Pretty Funny.I saw this on Criterion´s M. Hulot's Holiday DVD.It is very inspired by the boxing scene in City Light.This short film is of course not as good because that is one of the funniest(or best) scenes in film history.It´s hard to rate short films but if I should rate it I give it a 4 out of 5.
Wow, Tati was a young man. Here he plays someone's young son, 17 years before M. Hulot's Holiday. The action centers around a boxing match between a champ and Tati, who knows nothing about boxing and has to consult a manual during the fight. It sounds funnier than it really is. Chaplin's boxing match in City Lights is much, much better. The editing of this film can be confusing. Still, it is funny. It's worth a 7/10. See it on Criterion's M. Hulot's Holiday DVD, recently released.
*** This review may contain spoilers ***
Jacques Tati's shorts are funny and fast-paced.
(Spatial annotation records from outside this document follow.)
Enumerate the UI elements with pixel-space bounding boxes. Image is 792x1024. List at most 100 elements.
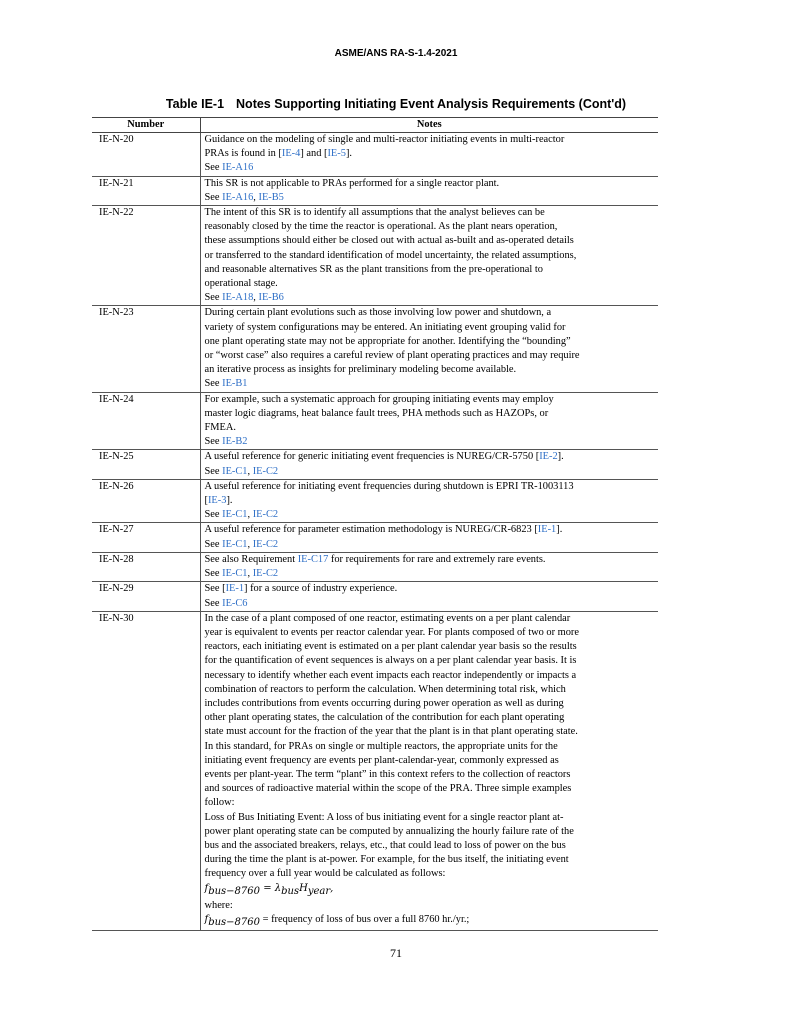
note-line: and reasonable alternatives SR as the pl… <box>204 263 543 275</box>
note-line: See IE-C6 <box>205 597 657 611</box>
cross-reference-link[interactable]: IE-A18 <box>222 292 253 303</box>
cross-reference-link[interactable]: IE-C2 <box>253 539 278 550</box>
note-line: during the time the plant is at-power. F… <box>204 854 569 866</box>
note-text-segment: See <box>204 292 223 304</box>
table-row: IE-N-27 A useful reference for parameter … <box>92 522 658 553</box>
cross-reference-link[interactable]: IE-C6 <box>222 598 247 609</box>
note-line: initiating event frequency are events pe… <box>204 754 559 766</box>
note-text-segment: ] for a source of industry experience. <box>244 583 398 595</box>
note-line: frequency over a full year would be calc… <box>204 868 446 880</box>
note-line: or “worst case” also requires a careful … <box>204 350 580 362</box>
note-number: IE-N-25 <box>92 449 201 480</box>
table-label: Table IE-1 <box>165 97 225 111</box>
note-line: [IE-3]. <box>205 494 657 508</box>
note-line: combination of reactors to perform the c… <box>204 683 566 695</box>
note-line: fbus−8760 = frequency of loss of bus ove… <box>205 913 657 930</box>
note-line: reactors, each initiating event is estim… <box>204 641 577 653</box>
note-line: See IE-A16, IE-B5 <box>205 191 657 205</box>
cross-reference-link[interactable]: IE-2 <box>539 451 557 462</box>
note-line: PRAs is found in [IE-4] and [IE-5]. <box>205 147 657 161</box>
note-text-segment: See <box>204 509 223 521</box>
cross-reference-link[interactable]: IE-1 <box>226 583 244 594</box>
table-row: IE-N-26 A useful reference for initiating… <box>92 479 658 524</box>
cross-reference-link[interactable]: IE-C2 <box>253 466 278 477</box>
note-number: IE-N-23 <box>92 305 201 393</box>
note-line: See [IE-1] for a source of industry expe… <box>205 582 657 596</box>
note-text-segment: ]. <box>556 524 563 536</box>
note-line: This SR is not applicable to PRAs perfor… <box>204 177 500 189</box>
cross-reference-link[interactable]: IE-B2 <box>222 436 247 447</box>
note-text: For example, such a systematic approach … <box>200 392 658 451</box>
note-line: for the quantification of event sequence… <box>204 655 577 667</box>
cross-reference-link[interactable]: IE-C17 <box>298 554 329 565</box>
table-row: IE-N-28 See also Requirement IE-C17 for r… <box>92 552 658 583</box>
note-line: See IE-A18, IE-B6 <box>205 291 657 305</box>
cross-reference-link[interactable]: IE-B6 <box>258 292 283 303</box>
note-line: necessary to identify whether each event… <box>204 669 577 681</box>
table-row: IE-N-21 This SR is not applicable to PRAs… <box>92 176 658 207</box>
note-text: A useful reference for generic initiatin… <box>200 449 658 480</box>
cross-reference-link[interactable]: IE-C1 <box>222 568 247 579</box>
notes-table: Number Notes IE-N-20 Guidance on the mode… <box>92 117 658 932</box>
note-line: includes contributions from events occur… <box>204 697 564 709</box>
note-line: For example, such a systematic approach … <box>204 393 554 405</box>
note-text-segment: See <box>204 436 223 448</box>
note-line: See also Requirement IE-C17 for requirem… <box>205 553 657 567</box>
note-line: and sources of radioactive material with… <box>204 783 572 795</box>
note-number: IE-N-21 <box>92 176 201 207</box>
note-text-segment: See <box>204 465 223 477</box>
cross-reference-link[interactable]: IE-A16 <box>222 162 253 173</box>
cross-reference-link[interactable]: IE-4 <box>282 148 300 159</box>
column-header-notes: Notes <box>200 117 658 133</box>
note-line: See IE-A16 <box>205 161 657 175</box>
cross-reference-link[interactable]: IE-C2 <box>253 568 278 579</box>
math-symbol: H <box>299 882 308 894</box>
note-text-segment: for requirements for rare and extremely … <box>328 553 546 565</box>
note-line: fbus−8760 = λbusHyear, <box>205 882 657 899</box>
note-line: year is equivalent to events per reactor… <box>204 626 580 638</box>
cross-reference-link[interactable]: IE-C1 <box>222 466 247 477</box>
note-text-segment: See [ <box>204 583 226 595</box>
note-text: In the case of a plant composed of one r… <box>200 611 658 932</box>
note-line: these assumptions should either be close… <box>204 235 574 247</box>
note-line: In the case of a plant composed of one r… <box>204 612 571 624</box>
math-subscript: year <box>307 885 331 897</box>
math-symbol: , <box>330 882 334 894</box>
note-line: See IE-C1, IE-C2 <box>205 508 657 522</box>
note-text: A useful reference for initiating event … <box>200 479 658 524</box>
note-text-segment: PRAs is found in [ <box>204 148 282 160</box>
note-text-segment: ]. <box>557 451 564 463</box>
note-number: IE-N-27 <box>92 522 201 553</box>
note-line: See IE-B2 <box>205 435 657 449</box>
note-number: IE-N-22 <box>92 205 201 307</box>
cross-reference-link[interactable]: IE-A16 <box>222 192 253 203</box>
table-row: IE-N-23 During certain plant evolutions s… <box>92 305 658 393</box>
table-row: IE-N-29 See [IE-1] for a source of indust… <box>92 581 658 612</box>
cross-reference-link[interactable]: IE-5 <box>327 148 345 159</box>
note-line: See IE-C1, IE-C2 <box>205 538 657 552</box>
cross-reference-link[interactable]: IE-3 <box>208 495 226 506</box>
note-line: operational stage. <box>204 278 278 290</box>
note-line: reasonably closed by the time the reacto… <box>204 221 558 233</box>
note-line: See IE-C1, IE-C2 <box>205 465 657 479</box>
table-body: IE-N-20 Guidance on the modeling of singl… <box>92 132 658 932</box>
cross-reference-link[interactable]: IE-1 <box>538 524 556 535</box>
note-text-segment: See <box>204 191 223 203</box>
cross-reference-link[interactable]: IE-C1 <box>222 509 247 520</box>
page-number: 71 <box>390 946 402 960</box>
table-title: Table IE-1 Notes Supporting Initiating Ev… <box>0 97 792 111</box>
note-text-segment: See <box>204 378 223 390</box>
note-line: power plant operating state can be compu… <box>204 825 574 837</box>
cross-reference-link[interactable]: IE-C1 <box>222 539 247 550</box>
math-subscript: bus−8760 <box>208 917 261 929</box>
cross-reference-link[interactable]: IE-B5 <box>258 192 283 203</box>
cross-reference-link[interactable]: IE-C2 <box>253 509 278 520</box>
cross-reference-link[interactable]: IE-B1 <box>222 378 247 389</box>
note-number: IE-N-28 <box>92 552 201 583</box>
note-line: one plant operating state may not be app… <box>204 335 571 347</box>
note-line: an iterative process as insights for pre… <box>204 364 517 376</box>
table-row: IE-N-24 For example, such a systematic ap… <box>92 392 658 451</box>
note-line: variety of system configurations may be … <box>204 321 566 333</box>
note-text-segment: See <box>204 162 223 174</box>
note-number: IE-N-26 <box>92 479 201 524</box>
It's a shame he made so
few of them.
The present film seems to have been inspired by Chaplin's "The Champion" of 1915. The plot is similar: a bumpkin is drafted as a sparring partner by a pro boxer. The gags are different from Charlot's but equally inspired. Once Tati appears the laughs don't stop until the film fades.
As a bonus we are treated to a snippet of Tati's boxing pantomime from his music hall act, which he would present in toto in his last film "Parade." Rene Clement's direction is fine, and the music is also good. A real winner, this.